While their coins are locked up for a fixed duration, they’re paid a reward for every transaction they validate, which works out to be a great passive income mode.
4. 24/7 Trade
While traditional exchanges have fixed trading hours, crypto exchanges operate 24/7. Coins are mined all day long and you can buy and sell crypto on exchanges at any instant too. This makes cryptocurrencies great to generate income outside working hours.
Disadvantages of Cryptos
1. High Risk
While cryptocurrencies do offer high returns for your money, the risk involved is equally high. There are numerous cryptocurrencies in the market now and their value could spike or plunge quickly. So, you could make a quick buck off them. However, a large drop could also lead to massive erosion of wealth.
Additionally, a number of cryptocurrencies are created each day and many of them cease to exist too. Investing in such speculative cryptos could lead to losses. You need to vet the crypto well before choosing to invest in it.
2. Environmental Impact
Most Proof of Work cryptocurrencies, like Bitcoin, require massive power for validating transactions. This can have a significant impact on the environment. However, Proof of Stake cryptocurrencies are more environment-friendly in that regard.
3. Regulatory Changes
Governments and central banks around the world are wary of cryptocurrencies. They haven’t fully figured out how to deal with them. As a result, cryptocurrencies are susceptible to regulatory changes and crackdowns from governments around the globe.
Getting Started with Crypto
Cryptocurrencies are a great mode of holding your wealth. You can rest assured that your payments will be made legitimately in a transparent manner. They’re equally useful as investment instruments that promise greater returns than traditional methods.

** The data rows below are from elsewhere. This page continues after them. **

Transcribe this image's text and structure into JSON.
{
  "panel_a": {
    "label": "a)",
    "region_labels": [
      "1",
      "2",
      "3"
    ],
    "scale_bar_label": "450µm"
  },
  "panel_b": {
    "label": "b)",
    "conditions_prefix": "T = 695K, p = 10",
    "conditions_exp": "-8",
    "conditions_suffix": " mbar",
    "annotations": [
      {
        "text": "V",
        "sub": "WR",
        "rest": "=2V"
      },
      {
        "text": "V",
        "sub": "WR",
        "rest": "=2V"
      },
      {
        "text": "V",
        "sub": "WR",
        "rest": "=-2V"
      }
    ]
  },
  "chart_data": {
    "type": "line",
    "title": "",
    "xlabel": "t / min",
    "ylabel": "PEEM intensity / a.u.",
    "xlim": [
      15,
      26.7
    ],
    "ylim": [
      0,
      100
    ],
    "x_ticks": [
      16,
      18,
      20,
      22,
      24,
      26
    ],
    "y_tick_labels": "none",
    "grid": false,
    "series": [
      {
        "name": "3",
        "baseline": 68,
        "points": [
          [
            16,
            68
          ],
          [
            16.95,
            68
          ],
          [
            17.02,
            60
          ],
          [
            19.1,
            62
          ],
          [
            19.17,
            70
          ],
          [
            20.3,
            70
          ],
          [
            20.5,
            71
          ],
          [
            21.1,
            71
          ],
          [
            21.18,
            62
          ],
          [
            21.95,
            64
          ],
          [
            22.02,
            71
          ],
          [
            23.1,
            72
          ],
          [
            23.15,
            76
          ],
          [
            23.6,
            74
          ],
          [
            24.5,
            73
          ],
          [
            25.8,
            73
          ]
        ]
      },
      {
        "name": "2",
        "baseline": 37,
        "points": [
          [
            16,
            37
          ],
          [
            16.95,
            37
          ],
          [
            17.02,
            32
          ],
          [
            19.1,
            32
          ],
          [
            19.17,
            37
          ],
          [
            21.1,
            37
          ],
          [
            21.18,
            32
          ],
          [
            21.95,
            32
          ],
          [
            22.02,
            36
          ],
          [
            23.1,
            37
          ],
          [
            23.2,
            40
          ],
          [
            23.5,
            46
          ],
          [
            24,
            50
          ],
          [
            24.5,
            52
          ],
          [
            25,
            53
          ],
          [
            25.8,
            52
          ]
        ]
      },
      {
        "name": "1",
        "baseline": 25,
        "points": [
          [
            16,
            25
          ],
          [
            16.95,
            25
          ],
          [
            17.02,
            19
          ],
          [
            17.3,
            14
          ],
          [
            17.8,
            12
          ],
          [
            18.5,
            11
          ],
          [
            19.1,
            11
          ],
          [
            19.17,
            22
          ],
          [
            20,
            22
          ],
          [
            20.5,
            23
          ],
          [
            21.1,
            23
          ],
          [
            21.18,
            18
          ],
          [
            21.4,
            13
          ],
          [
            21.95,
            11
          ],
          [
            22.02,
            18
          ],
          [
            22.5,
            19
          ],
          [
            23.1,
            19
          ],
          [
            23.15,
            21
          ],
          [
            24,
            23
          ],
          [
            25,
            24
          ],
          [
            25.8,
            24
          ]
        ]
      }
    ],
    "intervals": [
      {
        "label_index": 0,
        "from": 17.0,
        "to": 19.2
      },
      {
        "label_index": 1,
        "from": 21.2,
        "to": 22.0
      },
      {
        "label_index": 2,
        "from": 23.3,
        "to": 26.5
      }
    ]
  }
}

That said, you should thoroughly vet each cryptocurrency before buying it. Opting for the right cryptocurrency can be a great way to earn a healthy passive income and grow your investment at the same time.
[1] Centralized cryptocurrencies: These cryptocurrencies rely on a central node for handling all the transactions, much like a bank. For instance, Binance Smart Chain has only 21 validators, making it very centralized.
[2] NFTs: These are non-fungible tokens that exist on a blockchain and can’t be copied. They essentially give you the ownership of that particular digital asset.